Comment toutes ces réflexions se pressèrent en moi dans l’espace de deux ou trois minutes tout au plus, c’est ce qu’il m’est impossible de vous expliquer ; mais elles s’y formulèrent si nettement, que je sentis la nécessité d’un violent effort sur moi-même pour me dégriser. Vous avez rêvé souvent, n’est-ce pas, que vous rêviez, et vous êtes venu à bout de vous arracher à des images pénibles et de vous réveiller par le seul fait de votre volonté ? Voilà précisément ce qui se passa en moi ; mais je ne saurais vous dire combien fut énergique et par conséquent douloureux ce combat contre les fumées du vin. J’en sortis vainqueur cependant, car, après m’être arrêté court à un tournant à angle vif qui me cachait Medora, je pris seulement le temps de me dire :

— Où est-elle ? Je ne la vois plus. Peut-être est-elle tombée dans quelque précipice. Eh bien, pourquoi pas ? Cela vaudrait beaucoup mieux pour elle que d’être le jouet d’un engouement déplacé et passager de sa part et de la mienne.

Après m’être dit ces sages paroles, je me sentis complètement rendu à mon état naturel, et seulement fatigué comme si j’eusse fait une longue course. Je rejoignis Medora, je l’abordai avec calme, et, au lieu des véhéments reproches que j’avais été tenté de lui adresser sur son imprudence, je lui dis, en souriant, que je courais après elle pour l’accompagner, par ordre de lady Harriet.

— Je n’en doute pas, répondit-elle. Certes, vous n’y seriez pas venu de vous-même.

— Non, en vérité, lui dis-je. Pourquoi vous aurais-je importunée de ma présence, quand ce sentier est le plus joli et le plus commode qui se puisse imaginer dans un lieu semblable ? On peut courir ici comme dans sa chambre, et, pour tomber, il faudrait être d’une maladresse ridicule ou d’une présomption stupide.

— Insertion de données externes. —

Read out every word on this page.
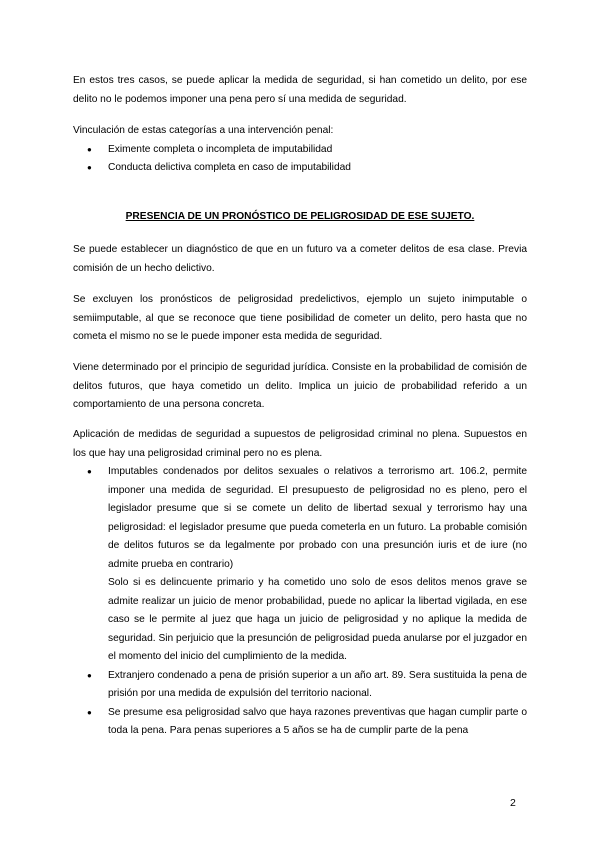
En estos tres casos, se puede aplicar la medida de seguridad, si han cometido un delito, por ese delito no le podemos imponer una pena pero sí una medida de seguridad.

Vinculación de estas categorías a una intervención penal:

● Eximente completa o incompleta de imputabilidad
● Conducta delictiva completa en caso de imputabilidad
PRESENCIA DE UN PRONÓSTICO DE PELIGROSIDAD DE ESE SUJETO.

Se puede establecer un diagnóstico de que en un futuro va a cometer delitos de esa clase. Previa comisión de un hecho delictivo.

Se excluyen los pronósticos de peligrosidad predelictivos, ejemplo un sujeto inimputable o semiimputable, al que se reconoce que tiene posibilidad de cometer un delito, pero hasta que no cometa el mismo no se le puede imponer esta medida de seguridad.

Viene determinado por el principio de seguridad jurídica. Consiste en la probabilidad de comisión de delitos futuros, que haya cometido un delito. Implica un juicio de probabilidad referido a un comportamiento de una persona concreta.

Aplicación de medidas de seguridad a supuestos de peligrosidad criminal no plena. Supuestos en los que hay una peligrosidad criminal pero no es plena.

● Imputables condenados por delitos sexuales o relativos a terrorismo art. 106.2, permite imponer una medida de seguridad. El presupuesto de peligrosidad no es pleno, pero el legislador presume que si se comete un delito de libertad sexual y terrorismo hay una peligrosidad: el legislador presume que pueda cometerla en un futuro. La probable comisión de delitos futuros se da legalmente por probado con una presunción iuris et de iure (no admite prueba en contrario)
Solo si es delincuente primario y ha cometido uno solo de esos delitos menos grave se admite realizar un juicio de menor probabilidad, puede no aplicar la libertad vigilada, en ese caso se le permite al juez que haga un juicio de peligrosidad y no aplique la medida de seguridad. Sin perjuicio que la presunción de peligrosidad pueda anularse por el juzgador en el momento del inicio del cumplimiento de la medida.
● Extranjero condenado a pena de prisión superior a un año art. 89. Sera sustituida la pena de prisión por una medida de expulsión del territorio nacional.
● Se presume esa peligrosidad salvo que haya razones preventivas que hagan cumplir parte o toda la pena. Para penas superiores a 5 años se ha de cumplir parte de la pena
2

Cette observation lui fit tout à coup ralentir son allure.

— Vous pensiez donc, me dit-elle avec un regard pénétrant, que je voulais vous éblouir par mon audace, que vous prenez ces précautions oratoires pour me dire…

— Pour vous dire quoi ?

— Que mon effet serait manqué ! C’est fort inutile : je sais que je ne pourrais même pas avoir un moment de gaieté bien naturelle, me sentir enfant et oublier que vous êtes là à m’épiloguer, sans être accusée de poser l’Atalante ou la Diana Vernon. Vous avouerez que vous êtes un compagnon de promenade fort incommode, et qu’autant vaudrait être sous une cloche que sous votre regard éplucheur et malveillant.

— Puisque nous voilà aux injures, je vous dirai que j’aimerais bien autant que vous me trouver seul ici, pour admirer à mon aise et sans préoccupation une des plus belles choses que j’aie jamais vues ; mais comment faire pour nous délivrer du tête-à-tête qu’on nous impose ? Voulez-vous que nous descendions jusqu’en bas sans nous dire un seul mot ?

— Soit, dit-elle ; passez devant pour que ma tante, qui nous regarde de là-haut, en venant tout doucement, voie bien que vous faites votre office de garde-fou ! Si j’ai la ridicule maladresse ou l’absurde présomption de tomber, vous m’empêcherez de rouler jusqu’en bas ; hormis ce cas invraisemblable, je vous défends de vous retourner.

— C’est fort bien ; mais, si vous roulez par le coté du précipice, si je ne vous entends pas marcher sur mes talons, il faudra que je me retourne ou que je sois inquiet, ce qui me dérangera dans ma contemplation, et m’ennuiera beaucoup, je vous en avertis.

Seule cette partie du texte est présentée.